Mit klopfendem Herzen steht Semir vor der Tür und legt seine Hand auf den Türgriff. Zögernd wartet Semir noch einen kurzen Augenblick, dann drückt er auf die Klinke und betritt das Zimmer. Paul liegt mit einem Verband um den Kopf gebunden im Bett, die Augen geschlossen, Kratzer im Gesicht und seine Atmung scheint sich zu normalisieren. Semir tritt näher an das Bett heran und murmelt leise:"Paul, was machst du für Sachen?" Eine Stille ist es in dem Raum, nur noch das leise Piepen der Herzmaschine ist zu hören. Semir schaut seinen Partner noch voller Mitleid an, Erleichterung steht ihm ins Gesicht geschrieben, dass Paul keine schweren Schäden erlitten hat. Nun wendet sich Semir von Paul ab und geht auf die Tür zu, dreht sich noch einmal um, um zu vergewissern, dass Paul sich vielleicht rührt.
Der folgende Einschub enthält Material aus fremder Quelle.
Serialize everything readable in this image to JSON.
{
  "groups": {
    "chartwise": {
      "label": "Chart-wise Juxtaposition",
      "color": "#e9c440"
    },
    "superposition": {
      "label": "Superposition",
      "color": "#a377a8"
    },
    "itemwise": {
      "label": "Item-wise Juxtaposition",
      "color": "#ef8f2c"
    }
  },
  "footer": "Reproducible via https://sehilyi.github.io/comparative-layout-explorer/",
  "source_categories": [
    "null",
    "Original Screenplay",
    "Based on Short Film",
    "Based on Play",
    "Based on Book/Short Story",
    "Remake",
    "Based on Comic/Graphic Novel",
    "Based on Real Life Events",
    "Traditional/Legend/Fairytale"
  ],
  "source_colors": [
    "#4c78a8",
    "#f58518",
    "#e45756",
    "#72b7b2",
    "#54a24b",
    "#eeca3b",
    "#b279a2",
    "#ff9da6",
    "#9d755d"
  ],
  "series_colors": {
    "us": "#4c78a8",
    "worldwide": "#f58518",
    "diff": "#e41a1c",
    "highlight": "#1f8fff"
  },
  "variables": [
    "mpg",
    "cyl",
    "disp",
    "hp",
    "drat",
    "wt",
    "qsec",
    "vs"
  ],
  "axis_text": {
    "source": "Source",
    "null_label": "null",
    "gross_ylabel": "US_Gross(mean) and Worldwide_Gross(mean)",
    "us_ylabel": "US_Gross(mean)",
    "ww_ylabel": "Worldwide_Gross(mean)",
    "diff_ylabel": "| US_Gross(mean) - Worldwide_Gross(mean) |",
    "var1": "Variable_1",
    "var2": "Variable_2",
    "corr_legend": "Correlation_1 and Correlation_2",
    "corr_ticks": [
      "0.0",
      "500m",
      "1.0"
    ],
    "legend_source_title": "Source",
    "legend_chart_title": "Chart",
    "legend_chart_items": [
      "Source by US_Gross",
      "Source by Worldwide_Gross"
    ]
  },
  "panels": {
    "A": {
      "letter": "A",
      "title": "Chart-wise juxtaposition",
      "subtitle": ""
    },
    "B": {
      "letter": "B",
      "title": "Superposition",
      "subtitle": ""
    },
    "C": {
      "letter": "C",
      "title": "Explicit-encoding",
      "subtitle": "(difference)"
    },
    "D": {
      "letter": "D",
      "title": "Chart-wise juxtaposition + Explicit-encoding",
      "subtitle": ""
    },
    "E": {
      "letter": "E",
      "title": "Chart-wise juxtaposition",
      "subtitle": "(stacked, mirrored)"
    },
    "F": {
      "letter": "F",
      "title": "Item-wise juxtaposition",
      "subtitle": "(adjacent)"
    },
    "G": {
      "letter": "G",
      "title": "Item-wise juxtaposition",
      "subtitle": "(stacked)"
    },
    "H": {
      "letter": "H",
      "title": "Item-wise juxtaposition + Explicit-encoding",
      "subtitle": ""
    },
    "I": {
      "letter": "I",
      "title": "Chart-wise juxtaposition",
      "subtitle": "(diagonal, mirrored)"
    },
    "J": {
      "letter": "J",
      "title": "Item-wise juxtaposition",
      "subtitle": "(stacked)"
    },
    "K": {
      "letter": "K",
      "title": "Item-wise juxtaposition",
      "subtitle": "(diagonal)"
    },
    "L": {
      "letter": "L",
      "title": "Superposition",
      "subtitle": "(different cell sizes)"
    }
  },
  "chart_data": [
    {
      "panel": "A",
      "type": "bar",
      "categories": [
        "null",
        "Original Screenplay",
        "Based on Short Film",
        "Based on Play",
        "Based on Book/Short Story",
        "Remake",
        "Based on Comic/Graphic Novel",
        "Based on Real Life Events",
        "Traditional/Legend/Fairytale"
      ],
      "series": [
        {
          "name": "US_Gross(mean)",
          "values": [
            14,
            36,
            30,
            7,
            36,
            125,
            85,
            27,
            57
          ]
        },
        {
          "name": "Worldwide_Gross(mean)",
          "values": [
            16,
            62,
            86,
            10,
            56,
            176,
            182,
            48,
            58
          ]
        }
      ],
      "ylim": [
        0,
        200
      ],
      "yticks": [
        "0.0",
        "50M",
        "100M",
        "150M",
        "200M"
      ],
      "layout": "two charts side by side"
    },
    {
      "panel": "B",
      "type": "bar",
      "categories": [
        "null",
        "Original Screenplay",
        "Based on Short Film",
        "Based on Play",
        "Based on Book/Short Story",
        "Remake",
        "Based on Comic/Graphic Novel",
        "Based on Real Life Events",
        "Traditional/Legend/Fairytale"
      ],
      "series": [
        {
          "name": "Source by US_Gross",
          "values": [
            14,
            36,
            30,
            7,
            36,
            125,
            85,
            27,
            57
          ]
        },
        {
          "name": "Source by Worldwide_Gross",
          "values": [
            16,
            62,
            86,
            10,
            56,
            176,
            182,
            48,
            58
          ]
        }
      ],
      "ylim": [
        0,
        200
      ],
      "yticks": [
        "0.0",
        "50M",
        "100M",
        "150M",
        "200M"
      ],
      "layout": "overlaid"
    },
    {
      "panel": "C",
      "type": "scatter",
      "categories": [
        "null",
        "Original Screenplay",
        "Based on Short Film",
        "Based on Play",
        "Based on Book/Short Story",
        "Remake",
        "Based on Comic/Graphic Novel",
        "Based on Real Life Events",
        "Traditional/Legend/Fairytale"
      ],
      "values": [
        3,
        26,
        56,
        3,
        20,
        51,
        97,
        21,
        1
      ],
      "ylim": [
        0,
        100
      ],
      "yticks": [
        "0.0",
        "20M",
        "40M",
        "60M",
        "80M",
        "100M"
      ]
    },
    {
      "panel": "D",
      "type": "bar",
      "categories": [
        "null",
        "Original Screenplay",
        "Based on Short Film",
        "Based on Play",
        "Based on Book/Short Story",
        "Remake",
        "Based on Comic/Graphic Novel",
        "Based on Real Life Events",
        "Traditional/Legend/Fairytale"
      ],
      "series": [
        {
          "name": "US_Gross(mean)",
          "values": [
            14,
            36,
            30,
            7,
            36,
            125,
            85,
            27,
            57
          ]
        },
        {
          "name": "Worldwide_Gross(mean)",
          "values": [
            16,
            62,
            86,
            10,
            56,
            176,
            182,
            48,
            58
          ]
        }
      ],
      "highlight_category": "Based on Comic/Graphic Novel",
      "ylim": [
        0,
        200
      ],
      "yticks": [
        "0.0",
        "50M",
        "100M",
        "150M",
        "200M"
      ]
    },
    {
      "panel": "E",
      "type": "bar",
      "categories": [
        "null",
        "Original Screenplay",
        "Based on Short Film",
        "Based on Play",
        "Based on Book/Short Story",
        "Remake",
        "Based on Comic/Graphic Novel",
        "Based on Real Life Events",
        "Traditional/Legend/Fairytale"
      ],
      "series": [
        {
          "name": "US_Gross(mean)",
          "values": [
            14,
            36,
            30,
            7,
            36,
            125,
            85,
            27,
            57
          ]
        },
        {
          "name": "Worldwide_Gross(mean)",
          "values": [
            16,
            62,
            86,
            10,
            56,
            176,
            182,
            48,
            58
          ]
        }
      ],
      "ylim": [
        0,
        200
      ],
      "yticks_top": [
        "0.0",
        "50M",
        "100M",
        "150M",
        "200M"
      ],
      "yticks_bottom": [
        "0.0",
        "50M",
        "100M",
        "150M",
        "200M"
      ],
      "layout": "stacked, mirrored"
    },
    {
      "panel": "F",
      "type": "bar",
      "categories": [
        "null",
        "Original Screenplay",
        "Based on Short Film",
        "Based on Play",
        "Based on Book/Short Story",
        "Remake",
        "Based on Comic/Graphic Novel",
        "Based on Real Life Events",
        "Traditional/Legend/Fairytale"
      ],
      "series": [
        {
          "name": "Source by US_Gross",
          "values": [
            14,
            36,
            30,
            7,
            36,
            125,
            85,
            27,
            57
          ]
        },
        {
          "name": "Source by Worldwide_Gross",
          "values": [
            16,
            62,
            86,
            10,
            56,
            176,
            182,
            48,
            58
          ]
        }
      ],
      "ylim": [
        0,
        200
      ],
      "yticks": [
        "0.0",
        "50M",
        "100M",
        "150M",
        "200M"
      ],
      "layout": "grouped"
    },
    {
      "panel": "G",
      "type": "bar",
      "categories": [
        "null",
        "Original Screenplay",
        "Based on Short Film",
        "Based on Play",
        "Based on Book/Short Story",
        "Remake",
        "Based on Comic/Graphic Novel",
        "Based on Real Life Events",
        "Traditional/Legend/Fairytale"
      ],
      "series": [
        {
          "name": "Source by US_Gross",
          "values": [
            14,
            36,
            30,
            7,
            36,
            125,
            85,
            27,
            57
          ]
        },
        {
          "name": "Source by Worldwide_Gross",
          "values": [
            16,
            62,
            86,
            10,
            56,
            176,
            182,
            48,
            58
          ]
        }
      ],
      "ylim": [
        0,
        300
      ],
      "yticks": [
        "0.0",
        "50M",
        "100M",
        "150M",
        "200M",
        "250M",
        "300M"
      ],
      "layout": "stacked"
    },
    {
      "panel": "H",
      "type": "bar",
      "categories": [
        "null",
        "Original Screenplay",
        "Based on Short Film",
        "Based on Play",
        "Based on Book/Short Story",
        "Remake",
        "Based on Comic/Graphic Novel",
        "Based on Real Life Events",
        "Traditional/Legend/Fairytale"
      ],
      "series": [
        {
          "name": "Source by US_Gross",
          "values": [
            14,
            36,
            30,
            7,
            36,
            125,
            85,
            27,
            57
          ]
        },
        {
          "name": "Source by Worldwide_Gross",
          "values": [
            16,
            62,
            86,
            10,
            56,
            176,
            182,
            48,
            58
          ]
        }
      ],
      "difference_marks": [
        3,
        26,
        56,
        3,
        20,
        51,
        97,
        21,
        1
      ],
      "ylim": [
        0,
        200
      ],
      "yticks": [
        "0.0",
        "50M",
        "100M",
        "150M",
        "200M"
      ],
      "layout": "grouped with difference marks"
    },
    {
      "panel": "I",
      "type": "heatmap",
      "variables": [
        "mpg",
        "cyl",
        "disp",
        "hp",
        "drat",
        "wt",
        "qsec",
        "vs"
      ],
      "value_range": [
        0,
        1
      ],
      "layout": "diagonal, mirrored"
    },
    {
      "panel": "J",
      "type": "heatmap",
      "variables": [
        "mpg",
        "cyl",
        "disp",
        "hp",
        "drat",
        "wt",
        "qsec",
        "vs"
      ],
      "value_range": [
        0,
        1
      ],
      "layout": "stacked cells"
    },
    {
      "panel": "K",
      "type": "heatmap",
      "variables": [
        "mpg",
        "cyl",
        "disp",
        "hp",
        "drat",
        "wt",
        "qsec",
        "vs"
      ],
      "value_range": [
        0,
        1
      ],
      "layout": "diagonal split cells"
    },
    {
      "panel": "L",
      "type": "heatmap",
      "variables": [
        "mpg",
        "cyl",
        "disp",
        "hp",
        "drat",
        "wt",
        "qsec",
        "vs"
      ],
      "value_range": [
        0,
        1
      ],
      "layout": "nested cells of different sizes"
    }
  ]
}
Schliesslich verlässt Semir das Krankenzimmer und seufzt draussen auf dem Flur gegen die hinter ihm geschlossene Tür. Just in dem Moment ist Pauls Kopf zur rechten Seite gedreht, zum Fenster herausschauend in den hellen Himmel. Zwar brummt Pauls Schädel noch von dem Aufprall, er nimmt Semirs Stimme wahr und ihm kullert eine Träne die Wange empor. Zu tief sitzt der Schock über den angeblichen Partnerwechsel.

Nach anfänglichem Zögern erzählt Jenny James die Kurzversion ihrer Gefühle für die zwei Männer in Deutschland. James hört ihr zu und Jenny redet sich immer mehr leichter von den Problemen und merkt, dass es ihrer Seele etwas besser geht. Sie hat sich einem, noch nicht sehr gut kennender Person, eine Sache anvertraut, in der es um die Liebe, Gefühle und Freundschaft geht. James schaut zufällig auf die Uhr an seinem Armgelenk und stellt mit einem „Ups!" fest, dass die Mittagspause gleich vorüber ist. „Wir müssen langsam wieder zurück, Nick mag es nicht, wenn man zu spät kommt." „Ok, dann wollen wir mal langsam zurückgehen. Danke, dass du mir zugehört hast!", lächelt Jenny in die Sonne. Jenny hat eine brennende Frage an James. „Hast du denn sowas schon mal erlebt, dass du dich zwischen zwei Frauen entscheiden musst?" James kann sich vorstellen, wie das Gefühl in einem aussieht, für welchen man sich entscheiden muss. „Nein, das habe ich noch nie erlebt. Aber ich kenne jemanden, der das erlebt hat. Vielleicht kann die Person dir da den entscheidenden Hinweis geben." Jenny schaut zu James mit hochgezogenen Augenbraunen, „ach, bitte keine Kristallkugel!" „Wie kommst du darauf? Löst ihr in Germany so eure Entscheidungen mit einer Kristallkugel?" Beide müssen lachen und James bleibt stehen, Jenny geht noch einige Schritte weiter, merkt, dass James nicht neben ihr geht und sie dreht sich um. „Weisst du was?", zeigt James mit dem Zeigefinger in die Ferne des Hudson Rivers, „pack dir für morgen Abend eine kleine Tasche mit Übernachtungssachen ein. Wir fahren mit der Fähre rüber zum Staten Island." Jenny folgt neugierig den gezeigten Finger von James und wundert sich, was es damit mit dem Fluss auf sich hat. „Ich sehe nur Wasser, ein klarer Himmel und Sonnenschein." „Warte es ab bis morgen, ich muss nur noch was klären. Aber ich denke, das geht in Ordnung." Nun wirft James noch einmal einen Blick auf seine Armbanduhr, „gleich wird es ungemütlich, wenn wir zu spät kommen!" Die letzten Meter auf dem Battery Parc legen die beiden in Laufschritten zurück und erreichen noch keuchend den Fahrstuhl in dem Erdgeschoss, der sie zur gewünschten Etage bringt.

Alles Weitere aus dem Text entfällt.